In the run-up to India’s annual budget, a speech last month by Prime Minister Narendra Modi has become the focus of this year’s market chatter, unsettling some investors.
Many local mutual funds, who bought record Indian stocks in 2015 just as foreigners were fleeing, fear Modi may dilute a tax break on equity gains, curbing inflows. Setting off the alarm was Modi’s tirade at a business summit on Jan. 29 against “experts” who disdain subsidies for the poor but are quick to welcome tax breaks for businesses.
At stake for money managers is a favorable tax regime that helps millions of investors channel their savings into the stock market. As the benchmark S&P BSE Sensex tumbled into a bear market, mutual funds have helped counter outflows spurred by the U.S. rate outlook and the turmoil in China. Their plea now to Modi: Don’t screw it up.
“Such a move won’t be positive for equities when the market sentiment is down,” Sunil Subramaniam, chief executive officer at Sundaram Asset Management Co., which oversees $3.2 billion, said in an interview in Mumbai. “Equity being risk capital needs incentives to persuade people to save.”
Money managers are concerned Finance Minister Arun Jaitley, in his budget on Monday for the fiscal year starting April 1, may tax profits from stocks sold within three years of purchase, instead of one year applicable now. At present, gains from equity investments held for less than 12 months attract a tax of 15 percent. Several local media including the Economic Times reported the government is weighing an increase in the holding period for the capital-gains tax waiver after Modi’s speech.
The fear has played its part in putting the S&P BSE Sensex on course for its steepest monthly drop since November 2011. The gauge traded little changed on Thursday. Finance Ministry Spokesman D.S. Malik declined to comment on the speculation, saying budget discussions are confidential.
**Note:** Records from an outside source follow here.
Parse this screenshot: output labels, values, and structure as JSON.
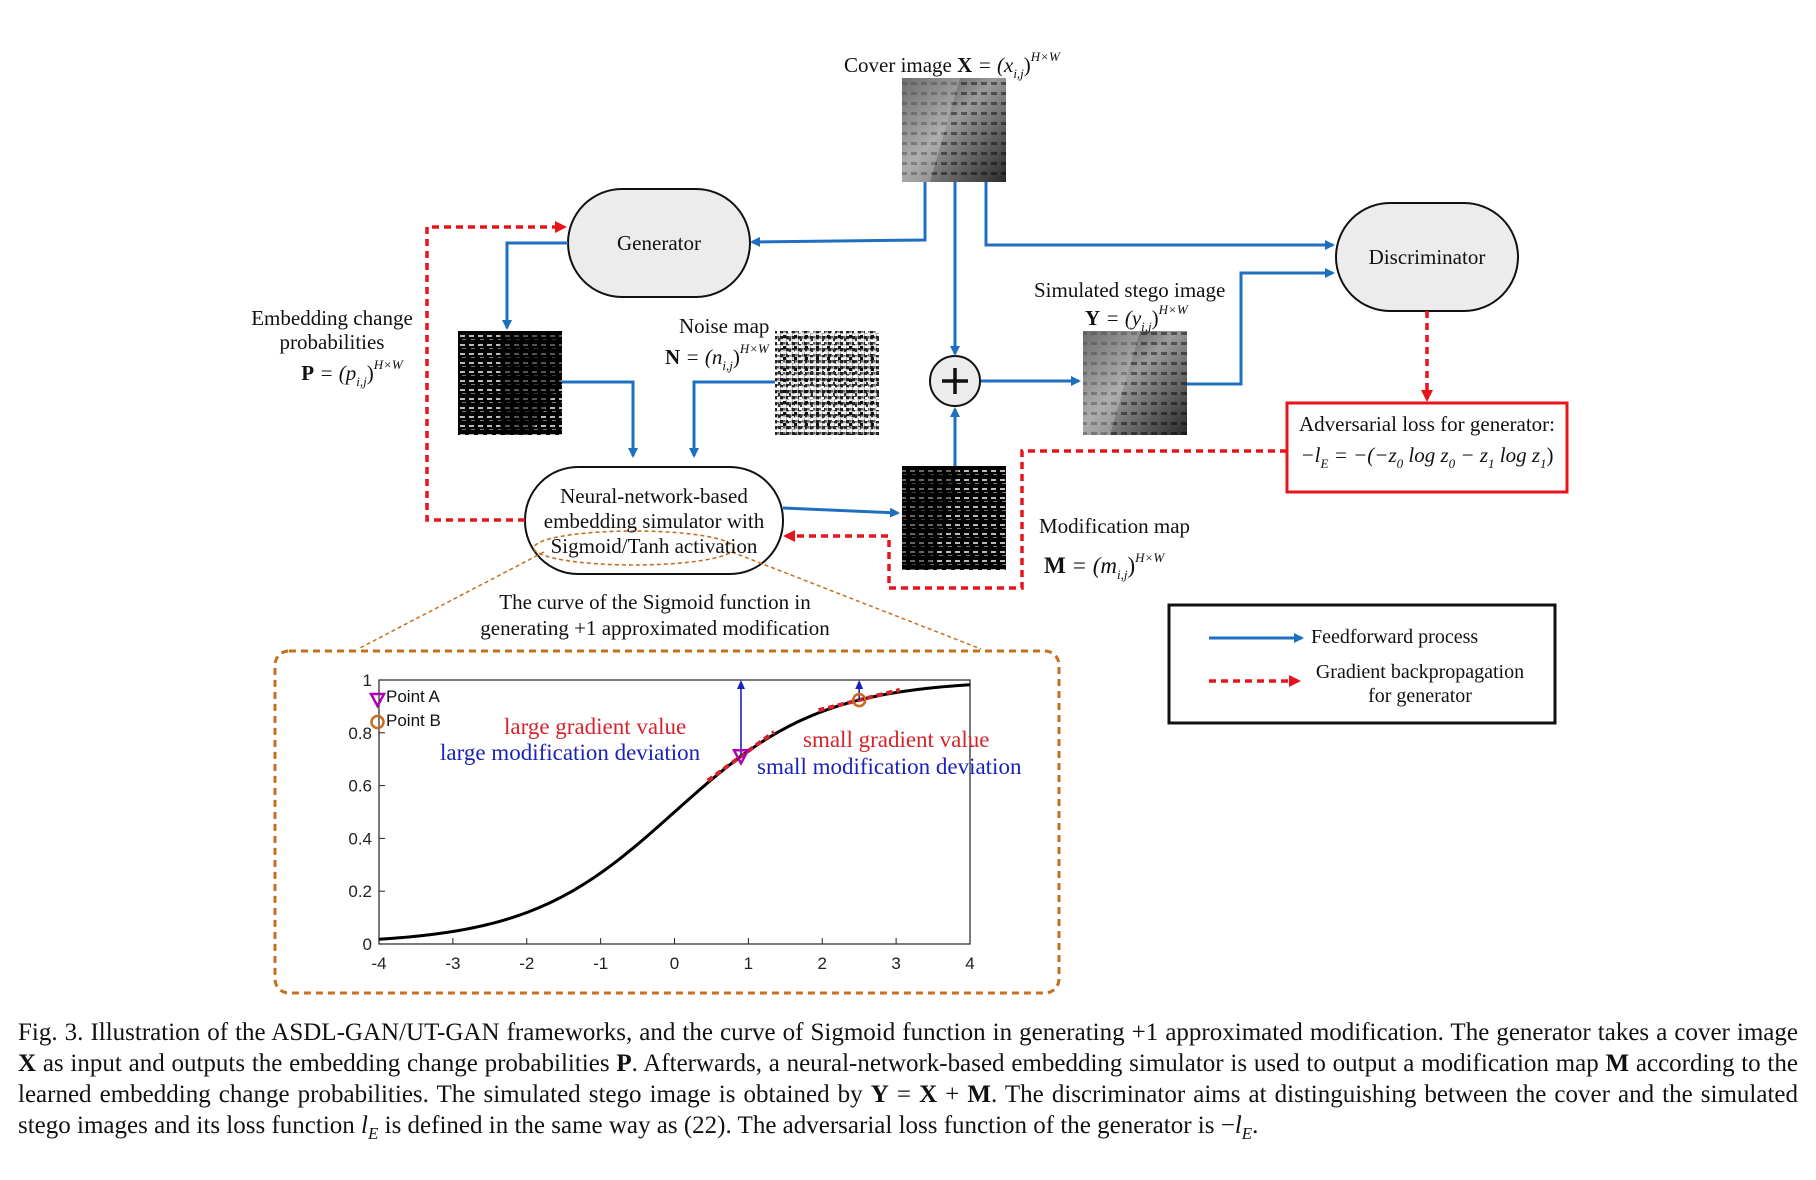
{
  "cover_image": {
    "label": "Cover image ",
    "symbol": "X",
    "formula": " = (x",
    "sub": "i,j",
    "close": ")",
    "sup": "H×W"
  },
  "generator": {
    "label": "Generator"
  },
  "discriminator": {
    "label": "Discriminator"
  },
  "embedding_probabilities": {
    "line1": "Embedding change",
    "line2": "probabilities",
    "symbol": "P",
    "formula": " = (p",
    "sub": "i,j",
    "close": ")",
    "sup": "H×W"
  },
  "noise_map": {
    "line1": "Noise map",
    "symbol": "N",
    "formula": " = (n",
    "sub": "i,j",
    "close": ")",
    "sup": "H×W"
  },
  "simulated_stego": {
    "line1": "Simulated stego image",
    "symbol": "Y",
    "formula": " = (y",
    "sub": "i,j",
    "close": ")",
    "sup": "H×W"
  },
  "modification_map": {
    "line1": "Modification map",
    "symbol": "M",
    "formula": " = (m",
    "sub": "i,j",
    "close": ")",
    "sup": "H×W"
  },
  "simulator": {
    "line1": "Neural-network-based",
    "line2": "embedding simulator with",
    "line3": "Sigmoid/Tanh activation"
  },
  "adversarial_loss": {
    "line1": "Adversarial loss for generator:",
    "formula": "−l_E = −(−z′₀ log z₀ − z′₁ log z₁)",
    "f_minus": "−l",
    "f_sub_e": "E",
    "f_eq": " = −(−z",
    "f_sup_a": "'",
    "f_sub_0": "0",
    "f_log0": " log z",
    "f_sub_0b": "0",
    "f_minus2": " − z",
    "f_sup_b": "'",
    "f_sub_1": "1",
    "f_log1": " log z",
    "f_sub_1b": "1",
    "f_close": ")"
  },
  "plus_symbol": "+",
  "chart_caption": {
    "line1": "The curve of the Sigmoid function in",
    "line2": "generating +1 approximated modification"
  },
  "legend": {
    "feedforward": "Feedforward process",
    "backprop_line1": "Gradient backpropagation",
    "backprop_line2": "for generator"
  },
  "colors": {
    "feedforward": "#1f6fc0",
    "backprop": "#e8141b",
    "chart_frame": "#c5701f",
    "box_fill": "#ececec",
    "point_a": "#b000b0",
    "point_b": "#c96a1e",
    "annot_red": "#d4232b",
    "annot_blue": "#1b22b5"
  },
  "chart_data": {
    "type": "line",
    "function": "sigmoid",
    "x": [
      -4,
      -3.5,
      -3,
      -2.5,
      -2,
      -1.5,
      -1,
      -0.5,
      0,
      0.5,
      1,
      1.5,
      2,
      2.5,
      3,
      3.5,
      4
    ],
    "y": [
      0.018,
      0.029,
      0.047,
      0.076,
      0.119,
      0.182,
      0.269,
      0.378,
      0.5,
      0.622,
      0.731,
      0.818,
      0.881,
      0.924,
      0.953,
      0.971,
      0.982
    ],
    "xlim": [
      -4,
      4
    ],
    "ylim": [
      0,
      1
    ],
    "xticks": [
      "-4",
      "-3",
      "-2",
      "-1",
      "0",
      "1",
      "2",
      "3",
      "4"
    ],
    "yticks": [
      "0",
      "0.2",
      "0.4",
      "0.6",
      "0.8",
      "1"
    ],
    "points": [
      {
        "name": "Point A",
        "x": 0.9,
        "y": 0.711
      },
      {
        "name": "Point B",
        "x": 2.5,
        "y": 0.924
      }
    ],
    "annotations": {
      "large_gradient": "large gradient value",
      "large_deviation": "large modification deviation",
      "small_gradient": "small gradient value",
      "small_deviation": "small modification deviation"
    }
  },
  "caption": {
    "p1": "Fig. 3.   Illustration of the ASDL-GAN/UT-GAN frameworks, and the curve of Sigmoid function in generating +1 approximated modification. The generator takes a cover image ",
    "X": "X",
    "p2": " as input and outputs the embedding change probabilities ",
    "P": "P",
    "p3": ". Afterwards, a neural-network-based embedding simulator is used to output a modification map ",
    "M": "M",
    "p4": " according to the learned embedding change probabilities. The simulated stego image is obtained by ",
    "Y": "Y",
    "eq1": " = ",
    "X2": "X",
    "plus": " + ",
    "M2": "M",
    "p5": ". The discriminator aims at distinguishing between the cover and the simulated stego images and its loss function ",
    "lE": "l",
    "lE_sub": "E",
    "p6": " is defined in the same way as (22). The adversarial loss function of the generator is −",
    "lE2": "l",
    "lE2_sub": "E",
    "p7": "."
  }
}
After buying $10.2 billion of shares in 2015, local funds have put $2.9 billion into equities this year. Overseas investors have withdrawn $2.3 billion.
Making the tax exemption less attractive may accelerate the shift to bond funds, which got 150 billion rupees ($2.2 billion) in January, the most since October, data from the Association of Mutual Funds in India show. Inflows to stock funds was the smallest in 21 months, the data show.
Retail investors have been a force behind mutual funds’ growing heft since Modi took office in May 2014. As many as 3.4 million accounts were opened in the April-January period, versus 2.5 million in the year through March 2015, data from the regulator show.
“This is really a wrong time to do it,” Sridhar Sivaram, investment director at Mumbai-based family office Enam Holdings Pvt., said by phone on Tuesday. “Retail investors are coming back and funds have started to see inflows. All of this can reverse.”
In his speech at the summit organized by the Economic Times daily in New Delhi, Modi compared subsidies for the poor with tax breaks for the rich. The federal budget for the year that started April 1, 2015, put the subsidy bill at 2.43 trillion rupees.
“When a benefit is given to farmers or to the poor, experts and government officers normally call it a subsidy,” he said. “However, I find that if a benefit is given to industry or commerce, it is usually called an ‘incentive’ or ‘subvention.’ We must ask ourselves whether this difference in language also reflects a difference in our attitude? Why is it that subsidies going to the well-off are portrayed in a positive manner?”
The market is reading too much into those comments that weren’t made in the context of the budget, said Gautam Chhaochharia, head of research at UBS Securities India Pvt. in Mumbai. “There isn’t any credible insight from the finance ministry on it,” he said.
Still, investors including Enam’s Sivaram say the securities transaction tax, a same-day tax credit system introduced in lieu of long-term capital gains tax in 2005, is efficient. Should the long-term capital gains tax break be diluted, the damage to share prices may exceed any revenue gain for the government, he said.
The STT has on average fetched the government 60 billion rupees annually in the past six years, according to budget documents. The levy is in addition to brokerage on trades done on exchanges, and sale and purchase of equity funds. Revenue gain from extending tenure of the capital gains tax is difficult to predict, said Sudhir Bassi, executive director at law firm Khaitan & Co. in Mumbai.
“If you can’t boost the market, at least don’t take anything away,” Vikram Kotak, managing partner at Crest Capital & Investment Pvt. in Mumbai, said in an interview with Bloomberg TV India. “That’s what I would say to the government.”